Besides, although many appearances could be considered, such as animal-look or cartoon-look, in general terms, the attendees to the meetings agreed that the robot should have a friendly look which invites to interact with it and does not cause rejection.

All these questions, and many others, will be answered by empirical tests with AD patients and caregivers. This is the goal of the third phase of the RobAlz project, after the new SAR is designed and built (second phase).

These evaluations are specially important in a project that deals with AD patients, who could not be involved in the initial meetings since their cognitive impairment prevents them from abstract thinking or the ability to fix their attention for a relatively long time. Hence, it is essential to develop a robotic prototype to evaluate the scenarios, the AD patients’ responses, and see if they find it engaging and useful.

In order to do so, an initial subset of the most feasible scenarios has been selected in order to develop a first prototype. For that purpose, the main requirements and limitations of each scenario have been discussed, taking into account also social and ethical concerns. This subset of scenarios has served as a base to obtain the technical requirements for the design of the prototype.
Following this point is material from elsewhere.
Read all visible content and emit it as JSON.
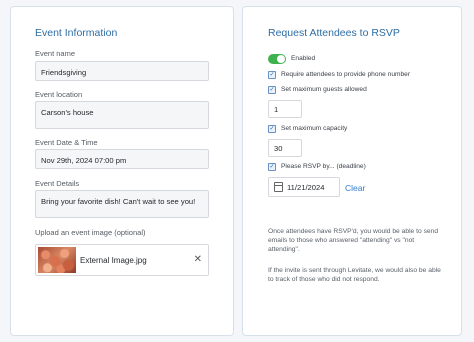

These requirements are the starting point of the second phase of RobAlz project, where we are currently constructing the robotic prototype. It is important to remark that this is an ongoing project, so it is foreseeable that some of these technical requirements evolve with the project after the initial evaluation with users is done.

With the current work we have provided an starting point and the initial considerations that other researchers may take into account when designing a robot to assist AD patients and their caregivers. All the results from the empirical tests with the robots implementing the different scenarios and considerations here presented will contribute to the future of SAR for people with special needs such as these collectives.